The children aren’t supposed to speak Japanese in class, but they do. I’m supposed to discourage them but, out of laziness and selfishness, I don’t. Lazy, because when they speak Japanese to each other I can tell if they understand the day’s lesson and selfish because I’ve learned more than a few good turns of phrase from my cheeky little monkeys. In the past year and a half, they’ve exposed me to slang, insults, plain verb forms and Kansai dialect more times than they could possibly guess. Some of the slower ones still haven’t figured out that I can understand them some of the time, so they’ve also exposed me to their feelings about English (boring and difficult), poop (AWESOME and ENDLESSLY FASCINATING!), and classroom procedures (annoying). Every once in a while, they also unwittingly let me in on their observations about me.
A brief catalog:
- I’m not funny
- I am funny
- I have gray hair
- I’m wearing a cute shirt/necklace/shade of lipstick
- I have a hole in my stocking
- I draw creepy stick figures
- I don’t understand Japanese
- I might understand Japanese
- My “E”‘s are strange; my “W”‘s look like butts
- I’m singing again
- I sing better than they do
- I need to hurry up
- I need to stop
- I already told them we have homework; why am I telling them a third time?

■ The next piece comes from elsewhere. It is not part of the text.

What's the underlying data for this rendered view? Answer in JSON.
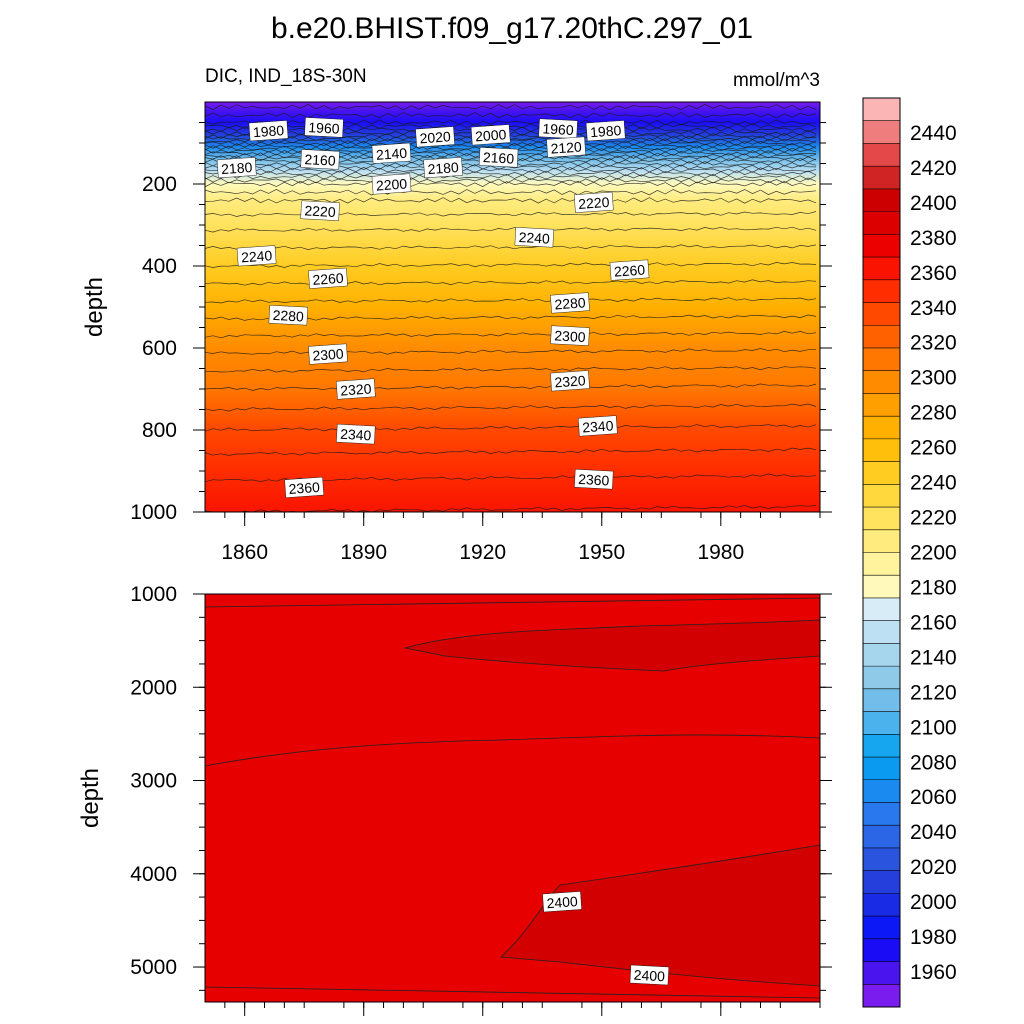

- I made a mistake and will hopefully do it again
They’re little; it hasn’t dawned on them yet that foreigners might be able to speak languages other than English. As such, I’m sure the temptation to speak freely is irresistible, something they could never do in regular school or in the presence of any other adult. That sense of freedom is something my friends and I struggle with as well. Of course many Japanese can’t speak English; it’s why the government gave us the Visa. Of course they won’t understand us; we’ve taught enough classes to know firsthand that the question “How’s everybody?” sends them into a state of deer-in-headlights shock. That girl is wearing a T-shirt that says “God Bress” – what can I say but “You’ve got to be kidding me”? Of course I could wait until we get off the train, but something about the great probability that she won’t understand has erased all sense of human decency from my mind. I have to comment. I have to say something! I don’t. That’s just one of the differences between me and an 8 year old. It’s a pity I won’t be there the day they realize I’ve been listening in the whole time.
As for the mothers, they think I have an adorable tiny head.